To date, "no model developer has in fact attempted to impose these terms with financial penalties or injunctive relief," the paper states.

"This is most likely for excellent factor: we think that the legal enforceability of these licenses is questionable," it adds. That remains in part since model outputs "are mostly not copyrightable" and because laws like the Digital Millennium Copyright Act and the Computer Fraud and Abuse Act "offer minimal option," it says.

"I think they are likely unenforceable," Lemley informed BI of OpenAI's regards to service, "since DeepSeek didn't take anything copyrighted by OpenAI and due to the fact that courts usually won't enforce contracts not to contend in the lack of an IP right that would avoid that competition."

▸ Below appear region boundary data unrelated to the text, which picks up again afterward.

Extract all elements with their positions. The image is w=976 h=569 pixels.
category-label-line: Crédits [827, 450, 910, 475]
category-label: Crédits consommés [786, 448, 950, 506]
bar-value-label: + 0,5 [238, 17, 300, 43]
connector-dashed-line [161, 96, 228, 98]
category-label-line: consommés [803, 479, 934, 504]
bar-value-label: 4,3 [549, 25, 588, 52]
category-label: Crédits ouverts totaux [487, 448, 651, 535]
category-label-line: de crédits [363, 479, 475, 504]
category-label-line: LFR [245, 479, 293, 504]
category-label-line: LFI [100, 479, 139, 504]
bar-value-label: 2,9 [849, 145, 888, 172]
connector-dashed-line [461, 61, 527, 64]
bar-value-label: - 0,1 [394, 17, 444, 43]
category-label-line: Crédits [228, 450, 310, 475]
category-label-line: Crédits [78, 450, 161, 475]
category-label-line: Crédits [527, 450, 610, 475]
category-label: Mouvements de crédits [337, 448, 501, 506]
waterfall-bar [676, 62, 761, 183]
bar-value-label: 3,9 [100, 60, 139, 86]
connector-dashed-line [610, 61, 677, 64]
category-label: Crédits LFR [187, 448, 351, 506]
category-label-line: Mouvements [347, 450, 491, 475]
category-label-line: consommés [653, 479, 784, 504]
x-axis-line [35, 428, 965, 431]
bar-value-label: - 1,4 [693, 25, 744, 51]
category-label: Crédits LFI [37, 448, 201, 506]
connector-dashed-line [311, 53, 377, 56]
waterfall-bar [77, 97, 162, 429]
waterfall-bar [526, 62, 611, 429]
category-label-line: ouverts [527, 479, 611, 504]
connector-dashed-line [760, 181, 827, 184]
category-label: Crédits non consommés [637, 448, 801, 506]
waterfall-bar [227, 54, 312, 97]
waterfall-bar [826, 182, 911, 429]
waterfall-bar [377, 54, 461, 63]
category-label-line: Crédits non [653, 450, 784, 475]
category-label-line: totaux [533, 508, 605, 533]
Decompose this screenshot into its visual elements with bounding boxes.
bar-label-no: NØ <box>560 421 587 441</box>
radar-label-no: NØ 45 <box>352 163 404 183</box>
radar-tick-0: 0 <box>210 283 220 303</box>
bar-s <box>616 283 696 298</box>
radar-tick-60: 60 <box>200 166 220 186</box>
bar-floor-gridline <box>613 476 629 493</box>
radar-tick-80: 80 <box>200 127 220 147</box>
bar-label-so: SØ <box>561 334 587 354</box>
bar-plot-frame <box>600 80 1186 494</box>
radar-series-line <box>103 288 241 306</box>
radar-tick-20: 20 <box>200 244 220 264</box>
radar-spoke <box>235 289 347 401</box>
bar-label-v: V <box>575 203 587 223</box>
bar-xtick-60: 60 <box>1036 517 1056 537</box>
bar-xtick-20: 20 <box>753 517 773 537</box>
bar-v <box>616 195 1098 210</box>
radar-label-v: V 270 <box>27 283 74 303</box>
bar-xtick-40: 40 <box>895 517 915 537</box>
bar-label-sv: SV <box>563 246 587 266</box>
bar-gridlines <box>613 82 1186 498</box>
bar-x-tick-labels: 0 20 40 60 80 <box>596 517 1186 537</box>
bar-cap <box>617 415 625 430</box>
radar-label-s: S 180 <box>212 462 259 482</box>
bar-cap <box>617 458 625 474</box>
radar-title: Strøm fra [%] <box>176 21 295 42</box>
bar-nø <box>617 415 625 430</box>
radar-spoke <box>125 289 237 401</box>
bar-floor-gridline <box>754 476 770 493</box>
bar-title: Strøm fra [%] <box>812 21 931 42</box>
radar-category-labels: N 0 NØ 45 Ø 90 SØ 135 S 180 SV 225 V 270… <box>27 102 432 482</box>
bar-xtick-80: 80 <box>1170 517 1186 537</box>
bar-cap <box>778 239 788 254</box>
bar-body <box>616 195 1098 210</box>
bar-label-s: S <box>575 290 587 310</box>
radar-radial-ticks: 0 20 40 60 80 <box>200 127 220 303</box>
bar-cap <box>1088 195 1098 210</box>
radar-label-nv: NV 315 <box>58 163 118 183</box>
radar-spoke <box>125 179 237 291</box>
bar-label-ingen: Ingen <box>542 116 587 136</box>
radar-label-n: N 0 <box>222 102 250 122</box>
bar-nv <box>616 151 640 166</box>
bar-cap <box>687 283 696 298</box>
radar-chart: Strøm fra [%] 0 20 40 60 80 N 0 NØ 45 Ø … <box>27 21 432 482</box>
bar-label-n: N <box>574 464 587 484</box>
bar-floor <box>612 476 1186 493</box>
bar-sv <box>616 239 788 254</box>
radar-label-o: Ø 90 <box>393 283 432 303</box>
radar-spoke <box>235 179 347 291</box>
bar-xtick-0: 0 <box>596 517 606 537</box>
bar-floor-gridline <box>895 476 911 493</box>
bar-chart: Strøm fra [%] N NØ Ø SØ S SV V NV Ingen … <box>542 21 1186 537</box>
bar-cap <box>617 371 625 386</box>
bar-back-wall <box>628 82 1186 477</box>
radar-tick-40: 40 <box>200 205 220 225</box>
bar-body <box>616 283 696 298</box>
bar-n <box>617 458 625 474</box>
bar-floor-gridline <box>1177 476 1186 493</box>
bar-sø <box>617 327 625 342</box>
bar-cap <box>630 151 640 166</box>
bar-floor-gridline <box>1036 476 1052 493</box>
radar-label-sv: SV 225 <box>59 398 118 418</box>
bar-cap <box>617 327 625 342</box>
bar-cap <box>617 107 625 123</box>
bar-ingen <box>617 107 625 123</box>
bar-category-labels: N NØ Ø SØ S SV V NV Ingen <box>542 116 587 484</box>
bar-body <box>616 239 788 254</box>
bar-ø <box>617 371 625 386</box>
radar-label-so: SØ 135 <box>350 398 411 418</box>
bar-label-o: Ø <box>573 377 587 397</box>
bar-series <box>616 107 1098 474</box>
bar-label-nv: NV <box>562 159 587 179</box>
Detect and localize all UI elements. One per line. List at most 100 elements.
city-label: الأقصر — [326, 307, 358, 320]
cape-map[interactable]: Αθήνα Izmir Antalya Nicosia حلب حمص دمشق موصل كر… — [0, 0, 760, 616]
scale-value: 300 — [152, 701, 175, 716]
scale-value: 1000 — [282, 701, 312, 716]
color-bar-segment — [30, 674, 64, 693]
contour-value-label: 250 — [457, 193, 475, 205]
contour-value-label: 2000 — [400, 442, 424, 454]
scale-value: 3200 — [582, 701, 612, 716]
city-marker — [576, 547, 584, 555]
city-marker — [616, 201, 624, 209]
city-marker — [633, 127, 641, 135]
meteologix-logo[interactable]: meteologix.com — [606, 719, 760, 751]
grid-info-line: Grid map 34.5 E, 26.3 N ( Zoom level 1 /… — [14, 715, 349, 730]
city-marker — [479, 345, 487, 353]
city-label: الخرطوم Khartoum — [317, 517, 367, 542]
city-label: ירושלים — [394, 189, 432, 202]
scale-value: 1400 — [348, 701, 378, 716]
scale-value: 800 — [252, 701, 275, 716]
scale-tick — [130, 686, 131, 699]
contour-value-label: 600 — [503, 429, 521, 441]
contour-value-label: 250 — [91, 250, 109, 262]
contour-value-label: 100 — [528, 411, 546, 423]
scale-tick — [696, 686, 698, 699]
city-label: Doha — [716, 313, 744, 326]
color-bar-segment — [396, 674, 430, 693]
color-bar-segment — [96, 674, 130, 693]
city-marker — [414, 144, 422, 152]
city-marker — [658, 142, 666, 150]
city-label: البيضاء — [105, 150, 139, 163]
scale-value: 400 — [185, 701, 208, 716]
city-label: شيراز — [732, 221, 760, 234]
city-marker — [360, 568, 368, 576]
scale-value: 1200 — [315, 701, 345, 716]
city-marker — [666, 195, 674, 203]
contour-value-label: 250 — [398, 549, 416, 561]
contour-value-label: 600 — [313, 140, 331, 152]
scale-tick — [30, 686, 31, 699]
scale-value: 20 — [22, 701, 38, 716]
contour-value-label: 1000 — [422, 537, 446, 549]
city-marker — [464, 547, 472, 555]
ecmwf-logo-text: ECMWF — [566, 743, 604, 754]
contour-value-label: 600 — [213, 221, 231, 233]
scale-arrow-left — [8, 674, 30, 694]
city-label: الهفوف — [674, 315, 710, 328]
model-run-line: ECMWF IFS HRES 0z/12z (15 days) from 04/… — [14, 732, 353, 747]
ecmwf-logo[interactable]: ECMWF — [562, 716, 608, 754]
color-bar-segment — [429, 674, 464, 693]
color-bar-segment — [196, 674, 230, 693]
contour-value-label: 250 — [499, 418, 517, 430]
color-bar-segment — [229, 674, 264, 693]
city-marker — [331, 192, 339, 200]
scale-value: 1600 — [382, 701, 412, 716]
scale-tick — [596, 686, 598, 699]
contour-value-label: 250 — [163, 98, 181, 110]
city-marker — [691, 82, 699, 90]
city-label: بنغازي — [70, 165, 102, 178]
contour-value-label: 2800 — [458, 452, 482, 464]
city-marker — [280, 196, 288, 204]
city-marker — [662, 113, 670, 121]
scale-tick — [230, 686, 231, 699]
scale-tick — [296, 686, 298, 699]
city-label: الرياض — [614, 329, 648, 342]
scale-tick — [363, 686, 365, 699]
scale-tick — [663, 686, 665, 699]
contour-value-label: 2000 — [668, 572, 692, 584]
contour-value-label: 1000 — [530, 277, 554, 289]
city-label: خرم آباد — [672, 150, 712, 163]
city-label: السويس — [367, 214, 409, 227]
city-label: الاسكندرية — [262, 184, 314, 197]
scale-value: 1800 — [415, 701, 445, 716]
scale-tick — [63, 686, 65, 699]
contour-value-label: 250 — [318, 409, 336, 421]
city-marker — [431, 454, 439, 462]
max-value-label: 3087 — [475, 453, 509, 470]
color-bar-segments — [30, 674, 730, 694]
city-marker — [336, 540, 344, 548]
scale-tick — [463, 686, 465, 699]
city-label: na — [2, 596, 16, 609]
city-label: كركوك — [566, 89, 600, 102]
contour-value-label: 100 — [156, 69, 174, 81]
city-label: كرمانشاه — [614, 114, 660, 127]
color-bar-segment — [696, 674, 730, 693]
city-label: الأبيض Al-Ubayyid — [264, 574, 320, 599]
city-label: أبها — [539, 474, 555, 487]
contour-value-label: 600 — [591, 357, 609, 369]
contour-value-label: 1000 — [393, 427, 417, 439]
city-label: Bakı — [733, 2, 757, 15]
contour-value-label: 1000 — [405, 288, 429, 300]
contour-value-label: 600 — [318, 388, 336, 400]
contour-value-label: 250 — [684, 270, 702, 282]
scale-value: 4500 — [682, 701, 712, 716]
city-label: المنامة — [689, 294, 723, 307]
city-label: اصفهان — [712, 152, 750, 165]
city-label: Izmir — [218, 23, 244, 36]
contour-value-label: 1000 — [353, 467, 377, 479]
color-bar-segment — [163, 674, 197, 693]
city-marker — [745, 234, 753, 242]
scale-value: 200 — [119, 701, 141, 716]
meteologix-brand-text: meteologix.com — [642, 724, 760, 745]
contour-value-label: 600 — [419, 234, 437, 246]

Lawsuits in between celebrations in different nations, each with its own legal and enforcement systems, are constantly challenging, Kortz stated.

Even if OpenAI cleared all the above obstacles and won a judgment from an US court or arbitrator, "in order to get DeepSeek to turn over cash or stop doing what it's doing, the enforcement would come down to the Chinese legal system," he stated.

Here, OpenAI would be at the mercy of another extremely complex area of law - the enforcement of foreign judgments and the balancing of individual and business rights and nationwide sovereignty - that extends back to before the founding of the US.

"So this is, a long, made complex, fraught procedure," Kortz added.

Could OpenAI have safeguarded itself better from a distilling attack?

"They might have utilized technical steps to block repetitive access to their website," Lemley said. "But doing so would likewise disrupt normal customers."

He included: "I do not believe they could, or should, have a legitimate legal claim versus the browsing of uncopyrightable information from a public website."

Representatives for DeepSeek did not right away react to an ask for comment.

"We understand that groups in the PRC are actively working to use methods, including what's referred to as distillation, to try to duplicate sophisticated U.S. AI designs," Rhianna Donaldson, an OpenAI spokesperson, told BI in an emailed statement.